3.1 Download Receptor and Ligand Protein Structure

• Download the structure of receptor protein and ligand protein with Pose ID 1: check the checkbox before pose 1 → click 'Download' in the upper right corner → check 'Merged Complex (.pdb)' in the pop-up 'Download' window, This file documents the structure of the pose 1 ligand protein and receptor protein complex → Click 'Submit'.

• The 'Download Link' flashes to show that the download link is ready. Click 'OK'.

• Click 'Download Link' → The 'Download Link' window pops up → Click the link under the URL to download the file.

3.2 Protein Alignment Portal

• In the same project, click 'Function' → 'General' → 'Protein Alignment' in the left general menu bar.

3.3 Import the protein structure into the 3D Workspace window

• In the general menu bar on the left, click 'File' → Get PDB → Input '5ELU' in the pop-up window to enter PDB ID: 5ELU , and click 'Import' to import the protein structure.

3.4 Introduction of reference protein structure

• The Protein Alignment operation window appears on the right side of the interface. First, import the reference protein structure: click 'Select Structure', The 'Select Structure' window pops up → Select the '5ELU' protein structure in the Structure Hierarchy → Click 'OK' in the 'Select Structure' window.

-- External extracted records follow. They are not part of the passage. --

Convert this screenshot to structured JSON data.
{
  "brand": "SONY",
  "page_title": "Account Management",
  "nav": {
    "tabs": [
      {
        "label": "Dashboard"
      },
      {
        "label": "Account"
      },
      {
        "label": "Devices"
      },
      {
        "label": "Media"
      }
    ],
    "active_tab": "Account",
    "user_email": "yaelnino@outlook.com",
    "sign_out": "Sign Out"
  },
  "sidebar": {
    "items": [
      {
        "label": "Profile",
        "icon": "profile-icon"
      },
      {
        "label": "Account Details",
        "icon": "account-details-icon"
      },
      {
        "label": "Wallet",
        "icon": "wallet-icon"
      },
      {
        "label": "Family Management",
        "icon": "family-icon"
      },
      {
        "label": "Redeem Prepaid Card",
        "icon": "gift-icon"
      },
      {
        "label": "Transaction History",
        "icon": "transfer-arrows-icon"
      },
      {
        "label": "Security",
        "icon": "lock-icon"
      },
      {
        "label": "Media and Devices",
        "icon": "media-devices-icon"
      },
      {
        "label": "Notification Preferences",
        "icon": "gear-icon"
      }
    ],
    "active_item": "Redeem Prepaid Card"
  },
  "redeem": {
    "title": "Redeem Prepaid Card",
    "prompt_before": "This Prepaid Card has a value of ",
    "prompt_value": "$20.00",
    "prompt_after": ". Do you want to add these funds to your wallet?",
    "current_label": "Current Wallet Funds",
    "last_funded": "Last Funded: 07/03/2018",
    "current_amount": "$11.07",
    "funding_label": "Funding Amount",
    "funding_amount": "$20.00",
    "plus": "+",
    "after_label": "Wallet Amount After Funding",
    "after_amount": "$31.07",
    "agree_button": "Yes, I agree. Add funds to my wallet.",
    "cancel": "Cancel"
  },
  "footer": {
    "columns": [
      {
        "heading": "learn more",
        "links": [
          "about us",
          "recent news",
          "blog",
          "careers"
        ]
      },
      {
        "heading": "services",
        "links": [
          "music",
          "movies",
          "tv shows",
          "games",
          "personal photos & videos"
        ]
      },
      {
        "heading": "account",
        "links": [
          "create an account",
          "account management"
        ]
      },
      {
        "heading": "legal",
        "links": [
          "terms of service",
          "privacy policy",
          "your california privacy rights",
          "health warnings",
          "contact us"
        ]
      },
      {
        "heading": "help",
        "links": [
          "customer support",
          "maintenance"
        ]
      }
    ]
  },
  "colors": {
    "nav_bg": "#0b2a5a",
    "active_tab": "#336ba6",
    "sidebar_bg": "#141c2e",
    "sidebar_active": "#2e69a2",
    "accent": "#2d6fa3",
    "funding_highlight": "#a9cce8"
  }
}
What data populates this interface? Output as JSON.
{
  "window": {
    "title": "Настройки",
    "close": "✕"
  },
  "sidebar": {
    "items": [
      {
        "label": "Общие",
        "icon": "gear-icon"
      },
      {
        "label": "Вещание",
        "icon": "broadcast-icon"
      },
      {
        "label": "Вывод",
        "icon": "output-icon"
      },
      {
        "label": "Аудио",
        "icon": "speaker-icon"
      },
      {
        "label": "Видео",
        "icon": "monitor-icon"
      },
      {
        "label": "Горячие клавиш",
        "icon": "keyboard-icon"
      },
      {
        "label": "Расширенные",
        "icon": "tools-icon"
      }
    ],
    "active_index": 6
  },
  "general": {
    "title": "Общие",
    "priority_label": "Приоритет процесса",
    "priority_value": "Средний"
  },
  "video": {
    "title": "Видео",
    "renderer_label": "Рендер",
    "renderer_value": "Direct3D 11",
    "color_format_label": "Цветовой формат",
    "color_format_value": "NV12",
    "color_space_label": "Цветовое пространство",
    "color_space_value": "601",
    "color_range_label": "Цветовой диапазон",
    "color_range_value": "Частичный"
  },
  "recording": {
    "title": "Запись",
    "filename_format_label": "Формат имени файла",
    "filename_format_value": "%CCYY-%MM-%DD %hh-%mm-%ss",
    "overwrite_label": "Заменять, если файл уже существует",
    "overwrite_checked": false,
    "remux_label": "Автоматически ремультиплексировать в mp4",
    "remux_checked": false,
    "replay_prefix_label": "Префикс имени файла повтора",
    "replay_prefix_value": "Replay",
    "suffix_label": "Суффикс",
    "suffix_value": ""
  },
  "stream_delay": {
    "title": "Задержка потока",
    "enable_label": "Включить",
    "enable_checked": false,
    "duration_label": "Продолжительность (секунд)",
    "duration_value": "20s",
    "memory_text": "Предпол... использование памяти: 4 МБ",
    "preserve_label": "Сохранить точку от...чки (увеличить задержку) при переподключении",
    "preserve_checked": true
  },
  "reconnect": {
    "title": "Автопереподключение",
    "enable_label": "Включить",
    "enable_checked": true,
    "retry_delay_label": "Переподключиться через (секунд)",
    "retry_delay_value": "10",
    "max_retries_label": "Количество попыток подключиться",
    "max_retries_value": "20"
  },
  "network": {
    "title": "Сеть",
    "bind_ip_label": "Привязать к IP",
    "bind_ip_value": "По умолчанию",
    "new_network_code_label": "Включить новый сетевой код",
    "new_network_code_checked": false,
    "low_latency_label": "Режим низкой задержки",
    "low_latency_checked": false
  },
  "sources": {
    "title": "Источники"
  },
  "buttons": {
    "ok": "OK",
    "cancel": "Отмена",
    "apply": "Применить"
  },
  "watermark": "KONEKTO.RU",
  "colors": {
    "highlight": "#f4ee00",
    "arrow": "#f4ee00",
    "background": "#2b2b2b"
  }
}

3.5. Import of protein structure to be compared

• Click 'Next' to enter the selection window of protein to be compared, import the protein structure to be compared: Click 'Select File', upload the local file (step 3.1 download the complex structure file in the file) '5ELU_pdb_ prepared_complex_pose1.pdb' → Click 'Next'.

3.6 Parameter setting

• Click 'Next' to enter the parameter setting page. 'Alignment Atoms' selects 'Cα' to perform alignment based on the α-carbon atoms between proteins. Since there is no special comparison requirement, the parameter setting of 'Select Binding Site' is skipped. The 'Job Name' field names the task as '5ELU_PA', and click 'Submit' to submit the task.

3.7 Analysis of results

3.7.1 Inlet

• General menu bar on the left: 'Job' → Find the task '5ELU_PA' in the pop-up 'Job List' window → Click 'Show' to display the task.

3.7.2 Presentation and explanation of results

• The overlay image result of protein structure is displayed in the 3D Workspace window, and the 'Protein Alignment Result' window appears on the right side of the interface to display the protein alignment result.

• After protein structure comparison, it was found that the RMSD value of the docked protein complex structure and the original protein complex structure was 0.58 Å, and the similarity was high, indicating that Protein-Protein Docking could reproduce the protein complex structure with high accuracy.